Espionnage des Springboks : Entre précautions et doutes en France
Laissons Tom Cruise réaliser ses cascades à 86 ans dans le dernier « Mission Impossible » et cessons de chercher le digne successeur de Pierce Brosnan pour « James Bond ». Le véritable film d’espionnage est français, avec Marcoussis comme décor, Fabien Galthié en réalisateur, le XV de France en vedette et les Sud-Africains en antagonistes.

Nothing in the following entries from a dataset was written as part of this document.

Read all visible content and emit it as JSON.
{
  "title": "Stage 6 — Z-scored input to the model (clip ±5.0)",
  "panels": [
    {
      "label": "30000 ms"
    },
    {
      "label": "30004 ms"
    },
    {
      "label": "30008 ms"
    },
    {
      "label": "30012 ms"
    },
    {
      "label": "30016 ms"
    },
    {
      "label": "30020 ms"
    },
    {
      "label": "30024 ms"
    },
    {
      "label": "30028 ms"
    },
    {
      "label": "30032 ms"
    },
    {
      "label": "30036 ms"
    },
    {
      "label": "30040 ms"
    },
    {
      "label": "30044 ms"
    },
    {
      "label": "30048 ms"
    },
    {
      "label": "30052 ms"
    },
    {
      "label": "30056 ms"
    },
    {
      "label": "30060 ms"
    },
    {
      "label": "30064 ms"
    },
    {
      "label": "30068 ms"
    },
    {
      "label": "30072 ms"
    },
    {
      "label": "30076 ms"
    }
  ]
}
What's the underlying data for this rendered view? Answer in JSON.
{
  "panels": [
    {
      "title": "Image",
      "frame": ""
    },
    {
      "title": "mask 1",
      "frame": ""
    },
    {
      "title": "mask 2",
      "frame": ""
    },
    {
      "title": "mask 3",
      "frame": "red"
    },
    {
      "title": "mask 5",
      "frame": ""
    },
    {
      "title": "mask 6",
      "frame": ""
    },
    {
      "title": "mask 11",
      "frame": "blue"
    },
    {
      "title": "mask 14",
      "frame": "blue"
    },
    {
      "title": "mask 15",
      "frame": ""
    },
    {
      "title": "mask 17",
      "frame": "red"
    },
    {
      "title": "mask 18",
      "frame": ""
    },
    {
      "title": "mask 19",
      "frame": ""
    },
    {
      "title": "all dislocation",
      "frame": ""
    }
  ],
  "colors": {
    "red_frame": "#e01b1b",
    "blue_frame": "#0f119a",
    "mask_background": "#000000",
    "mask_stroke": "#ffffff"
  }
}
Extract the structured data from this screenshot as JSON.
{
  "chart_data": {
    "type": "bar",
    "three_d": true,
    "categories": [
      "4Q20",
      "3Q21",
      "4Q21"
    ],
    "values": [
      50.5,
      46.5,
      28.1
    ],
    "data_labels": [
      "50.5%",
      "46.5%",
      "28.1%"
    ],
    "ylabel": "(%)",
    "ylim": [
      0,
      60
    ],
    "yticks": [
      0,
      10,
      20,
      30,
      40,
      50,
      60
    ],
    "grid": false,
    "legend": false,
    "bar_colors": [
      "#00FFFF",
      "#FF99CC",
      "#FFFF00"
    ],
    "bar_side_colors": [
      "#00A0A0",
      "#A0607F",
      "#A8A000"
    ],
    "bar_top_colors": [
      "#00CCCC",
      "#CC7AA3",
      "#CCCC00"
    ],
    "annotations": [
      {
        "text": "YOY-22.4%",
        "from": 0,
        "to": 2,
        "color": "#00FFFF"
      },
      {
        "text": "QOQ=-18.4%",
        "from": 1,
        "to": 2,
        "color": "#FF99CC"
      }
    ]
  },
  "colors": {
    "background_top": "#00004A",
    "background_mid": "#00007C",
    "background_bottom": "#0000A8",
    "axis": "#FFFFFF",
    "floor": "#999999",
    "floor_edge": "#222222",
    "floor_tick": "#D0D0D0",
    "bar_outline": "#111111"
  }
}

Avant leur affrontement ce samedi soir au Stade de France, les Bleus et les Boks ont joué au chat et à la souris durant la préparation. L’objectif était de ne rien révéler à leurs adversaires pour ce quart de finale de la Coupe du Monde 2023, où Cheslin Kolbe et ses coéquipiers avaient provoqué un grand désarroi en France.
Une préparation sous haute surveillance
La rencontre s’annonce tendue et chaque équipe a pris ses précautions. Rassie Erasmus a annoncé sa sélection jeudi, peu après que Fabien Galthié a révélé la sienne. Pour préserver sa stratégie, Galthié a opté pour des mesures de discrétion, notamment en limitant l’accès aux entraînements et en évitant de dévoiler la stratégie en conférence de presse.
La présence de l’équipe U20 sud-africaine à Marcoussis a poussé Galthié à la prudence : seule une partie des entraînements était ouverte aux médias, et les conférences de presse ont évité les sujets stratégiques. « On veut être sereins », indique l’entourage des Bleus.
Fabien Galthié a minimisé les risques d’espionnage, déclarant qu’il s’agit simplement de précautions normales avant un match important. Pourtant, la présence des jeunes Springboks à proximité soulève des questions sur la possibilité de collecter des informations.
Confiance et précautions
Kevin Foote, entraîneur des Juniors Springboks, a rassuré en expliquant qu’ils respectent les espaces et sont reconnaissants de s’entraîner à Marcoussis. Toutefois, le passé des Boks montre qu’ils savent exploiter tous les détails pour prendre l’avantage.
Des rumeurs d’espionnage avaient déjà circulé, notamment après le quart de finale de 2023, où les Sud-Africains auraient utilisé une vidéo de la FFR pour analyser les Français. Rassie Erasmus avait alors nié ces accusations.
À Marcoussis, aucune activité suspecte n’a été remarquée. Nolann Le Garrec a expliqué que l’équipe prend des mesures pour garantir la confidentialité de leur stratégie jusqu’au jour du match.
Malgré ces efforts, un incident a failli tout compromettre : avant un entraînement, des images des stratégies sud-africaines ont été brièvement diffusées par erreur sur un écran géant, avant d’être rapidement retirées.